A coalition of environmental groups filed a lawsuit to stop a carbon capture project approved in October by the Kern County Board of Supervisors. The project site is in Elk Hills in western Kern County.
Among other things, the suit claims county officials failed to do their due diligence in vetting the project and violating the California Environmental Quality Act. Additionally, it claims the county did not thoroughly analyze the project’s impact on nearby communities. The project was proposed by Long Beach-based California Resources Corporation, or CRC, the state’s largest oil and gas company. Its plan is to capture and inject 49 million metric tons of carbon dioxide to store underground at CRC’s Elk Hills site located 20 miles west of Bakersfield.

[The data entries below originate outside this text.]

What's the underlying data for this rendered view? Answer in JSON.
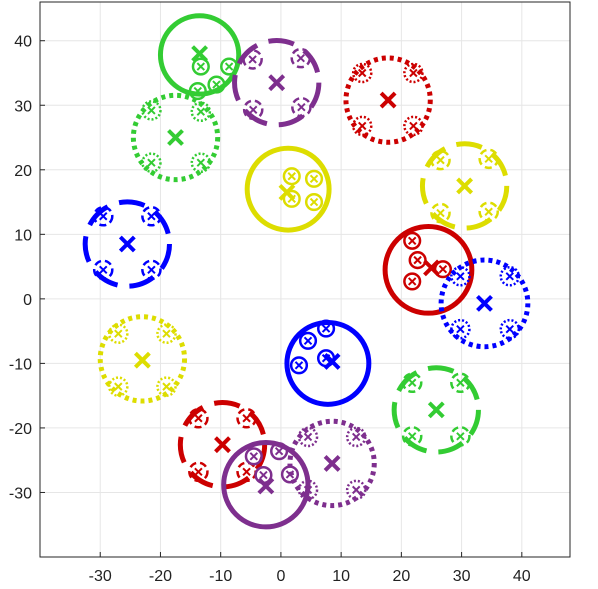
{
  "chart_data": {
    "type": "scatter",
    "title": "",
    "xlabel": "",
    "ylabel": "",
    "xlim": [
      -40,
      48
    ],
    "ylim": [
      -40,
      46
    ],
    "xticks": [
      -30,
      -20,
      -10,
      0,
      10,
      20,
      30,
      40
    ],
    "yticks": [
      -30,
      -20,
      -10,
      0,
      10,
      20,
      30,
      40
    ],
    "xtick_labels": [
      "-30",
      "-20",
      "-10",
      "0",
      "10",
      "20",
      "30",
      "40"
    ],
    "ytick_labels": [
      "-30",
      "-20",
      "-10",
      "0",
      "10",
      "20",
      "30",
      "40"
    ],
    "grid": true,
    "legend": "none",
    "colors": {
      "green": "#33cc33",
      "purple": "#7e2f8e",
      "red": "#cc0000",
      "yellow": "#dddd00",
      "blue": "#0000ff"
    },
    "clusters": [
      {
        "color": "green",
        "style": "solid",
        "center": [
          -13.5,
          37.8
        ],
        "radius": 6.5,
        "marker": [
          -13.5,
          38.0
        ],
        "sub": [
          {
            "center": [
              -13.3,
              36.0
            ],
            "radius": 1.3
          },
          {
            "center": [
              -10.7,
              33.2
            ],
            "radius": 1.3
          },
          {
            "center": [
              -8.6,
              36.0
            ],
            "radius": 1.3
          },
          {
            "center": [
              -13.8,
              32.2
            ],
            "radius": 1.3
          }
        ],
        "sub_style": "solid"
      },
      {
        "color": "purple",
        "style": "dashed",
        "center": [
          -0.7,
          33.5
        ],
        "radius": 7.0,
        "marker": [
          -0.7,
          33.5
        ],
        "sub": [
          {
            "center": [
              -4.7,
              37.1
            ],
            "radius": 1.5
          },
          {
            "center": [
              3.3,
              37.3
            ],
            "radius": 1.5
          },
          {
            "center": [
              -4.6,
              29.3
            ],
            "radius": 1.5
          },
          {
            "center": [
              3.4,
              29.7
            ],
            "radius": 1.5
          }
        ],
        "sub_style": "dashed"
      },
      {
        "color": "red",
        "style": "dotted",
        "center": [
          17.8,
          30.8
        ],
        "radius": 7.0,
        "marker": [
          17.8,
          30.8
        ],
        "sub": [
          {
            "center": [
              13.5,
              35.0
            ],
            "radius": 1.5
          },
          {
            "center": [
              22.0,
              35.0
            ],
            "radius": 1.5
          },
          {
            "center": [
              13.5,
              26.8
            ],
            "radius": 1.5
          },
          {
            "center": [
              22.0,
              26.8
            ],
            "radius": 1.5
          }
        ],
        "sub_style": "dotted"
      },
      {
        "color": "green",
        "style": "dotted",
        "center": [
          -17.5,
          25.0
        ],
        "radius": 7.0,
        "marker": [
          -17.5,
          25.0
        ],
        "sub": [
          {
            "center": [
              -21.5,
              29.2
            ],
            "radius": 1.5
          },
          {
            "center": [
              -13.3,
              29.0
            ],
            "radius": 1.5
          },
          {
            "center": [
              -21.5,
              21.1
            ],
            "radius": 1.5
          },
          {
            "center": [
              -13.3,
              21.1
            ],
            "radius": 1.5
          }
        ],
        "sub_style": "dotted"
      },
      {
        "color": "yellow",
        "style": "solid",
        "center": [
          1.2,
          17.0
        ],
        "radius": 6.8,
        "marker": [
          1.0,
          16.5
        ],
        "sub": [
          {
            "center": [
              1.8,
              19.0
            ],
            "radius": 1.3
          },
          {
            "center": [
              5.5,
              18.6
            ],
            "radius": 1.3
          },
          {
            "center": [
              1.8,
              15.5
            ],
            "radius": 1.3
          },
          {
            "center": [
              5.5,
              15.0
            ],
            "radius": 1.3
          }
        ],
        "sub_style": "solid"
      },
      {
        "color": "yellow",
        "style": "dashed",
        "center": [
          30.5,
          17.5
        ],
        "radius": 7.0,
        "marker": [
          30.5,
          17.5
        ],
        "sub": [
          {
            "center": [
              26.5,
              21.5
            ],
            "radius": 1.5
          },
          {
            "center": [
              34.5,
              21.7
            ],
            "radius": 1.5
          },
          {
            "center": [
              26.5,
              13.3
            ],
            "radius": 1.5
          },
          {
            "center": [
              34.5,
              13.5
            ],
            "radius": 1.5
          }
        ],
        "sub_style": "dashed"
      },
      {
        "color": "blue",
        "style": "dashed",
        "center": [
          -25.5,
          8.5
        ],
        "radius": 7.0,
        "marker": [
          -25.5,
          8.5
        ],
        "sub": [
          {
            "center": [
              -29.5,
              12.8
            ],
            "radius": 1.5
          },
          {
            "center": [
              -21.5,
              12.8
            ],
            "radius": 1.5
          },
          {
            "center": [
              -29.5,
              4.5
            ],
            "radius": 1.5
          },
          {
            "center": [
              -21.5,
              4.5
            ],
            "radius": 1.5
          }
        ],
        "sub_style": "dashed"
      },
      {
        "color": "red",
        "style": "solid",
        "center": [
          24.5,
          4.5
        ],
        "radius": 7.2,
        "marker": [
          25.0,
          4.8
        ],
        "sub": [
          {
            "center": [
              21.8,
              9.0
            ],
            "radius": 1.3
          },
          {
            "center": [
              22.7,
              6.0
            ],
            "radius": 1.3
          },
          {
            "center": [
              21.8,
              2.7
            ],
            "radius": 1.3
          },
          {
            "center": [
              26.9,
              4.6
            ],
            "radius": 1.3
          }
        ],
        "sub_style": "solid"
      },
      {
        "color": "blue",
        "style": "dotted",
        "center": [
          33.8,
          -0.7
        ],
        "radius": 7.2,
        "marker": [
          33.8,
          -0.7
        ],
        "sub": [
          {
            "center": [
              29.8,
              3.5
            ],
            "radius": 1.5
          },
          {
            "center": [
              38.0,
              3.5
            ],
            "radius": 1.5
          },
          {
            "center": [
              29.8,
              -4.7
            ],
            "radius": 1.5
          },
          {
            "center": [
              38.0,
              -4.7
            ],
            "radius": 1.5
          }
        ],
        "sub_style": "dotted"
      },
      {
        "color": "yellow",
        "style": "dotted",
        "center": [
          -23.0,
          -9.3
        ],
        "radius": 7.0,
        "marker": [
          -23.0,
          -9.5
        ],
        "sub": [
          {
            "center": [
              -27.0,
              -5.4
            ],
            "radius": 1.5
          },
          {
            "center": [
              -19.0,
              -5.4
            ],
            "radius": 1.5
          },
          {
            "center": [
              -27.0,
              -13.6
            ],
            "radius": 1.5
          },
          {
            "center": [
              -19.0,
              -13.6
            ],
            "radius": 1.5
          }
        ],
        "sub_style": "dotted"
      },
      {
        "color": "blue",
        "style": "solid",
        "center": [
          7.8,
          -10.0
        ],
        "radius": 6.8,
        "marker": [
          8.5,
          -9.7
        ],
        "sub": [
          {
            "center": [
              4.5,
              -6.5
            ],
            "radius": 1.3
          },
          {
            "center": [
              7.5,
              -4.6
            ],
            "radius": 1.3
          },
          {
            "center": [
              7.5,
              -9.2
            ],
            "radius": 1.3
          },
          {
            "center": [
              3.0,
              -10.3
            ],
            "radius": 1.3
          }
        ],
        "sub_style": "solid"
      },
      {
        "color": "green",
        "style": "dashed",
        "center": [
          25.8,
          -17.2
        ],
        "radius": 7.0,
        "marker": [
          25.8,
          -17.2
        ],
        "sub": [
          {
            "center": [
              21.8,
              -13.0
            ],
            "radius": 1.5
          },
          {
            "center": [
              29.8,
              -13.0
            ],
            "radius": 1.5
          },
          {
            "center": [
              21.8,
              -21.3
            ],
            "radius": 1.5
          },
          {
            "center": [
              29.8,
              -21.3
            ],
            "radius": 1.5
          }
        ],
        "sub_style": "dashed"
      },
      {
        "color": "red",
        "style": "dashed",
        "center": [
          -9.7,
          -22.6
        ],
        "radius": 7.0,
        "marker": [
          -9.7,
          -22.6
        ],
        "sub": [
          {
            "center": [
              -13.7,
              -18.5
            ],
            "radius": 1.5
          },
          {
            "center": [
              -5.7,
              -18.5
            ],
            "radius": 1.5
          },
          {
            "center": [
              -13.7,
              -26.8
            ],
            "radius": 1.5
          },
          {
            "center": [
              -5.7,
              -26.8
            ],
            "radius": 1.5
          }
        ],
        "sub_style": "dashed"
      },
      {
        "color": "purple",
        "style": "dotted",
        "center": [
          8.5,
          -25.5
        ],
        "radius": 7.0,
        "marker": [
          8.5,
          -25.5
        ],
        "sub": [
          {
            "center": [
              4.5,
              -21.4
            ],
            "radius": 1.5
          },
          {
            "center": [
              12.5,
              -21.4
            ],
            "radius": 1.5
          },
          {
            "center": [
              4.5,
              -29.6
            ],
            "radius": 1.5
          },
          {
            "center": [
              12.5,
              -29.6
            ],
            "radius": 1.5
          }
        ],
        "sub_style": "dotted"
      },
      {
        "color": "purple",
        "style": "solid",
        "center": [
          -2.5,
          -28.8
        ],
        "radius": 7.0,
        "marker": [
          -2.5,
          -29.0
        ],
        "sub": [
          {
            "center": [
              -4.5,
              -24.4
            ],
            "radius": 1.3
          },
          {
            "center": [
              -0.3,
              -23.6
            ],
            "radius": 1.3
          },
          {
            "center": [
              -2.9,
              -27.3
            ],
            "radius": 1.3
          },
          {
            "center": [
              1.5,
              -27.2
            ],
            "radius": 1.3
          }
        ],
        "sub_style": "solid"
      }
    ]
  }
}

“Kern County has bought into the misleading claim that this project will reduce climate impacts, opening the door to significant federal and state financial subsidies for CCS,” said Michelle Ghafar, an attorney at Earthjustice. “This is exactly the type of ‘wolf in sheep’s clothing’ diversion by the oil and gas industry that Californians must oppose if we want to make real climate progress. We must invest in renewable energy, not false solutions hawked by the source of the problem.”
A county spokesperson declined to comment on the lawsuit or its allegations. The coalition of environmentalists includes Earthjustice representing Central California Environmental Justice Network and Sierra Club, the Center for Biological Diversity is representing itself, and the Center on Race, Poverty & the Environment is representing the Committee for a Better Shafter, Delano Guardians, and Comité Progreso de Lamont.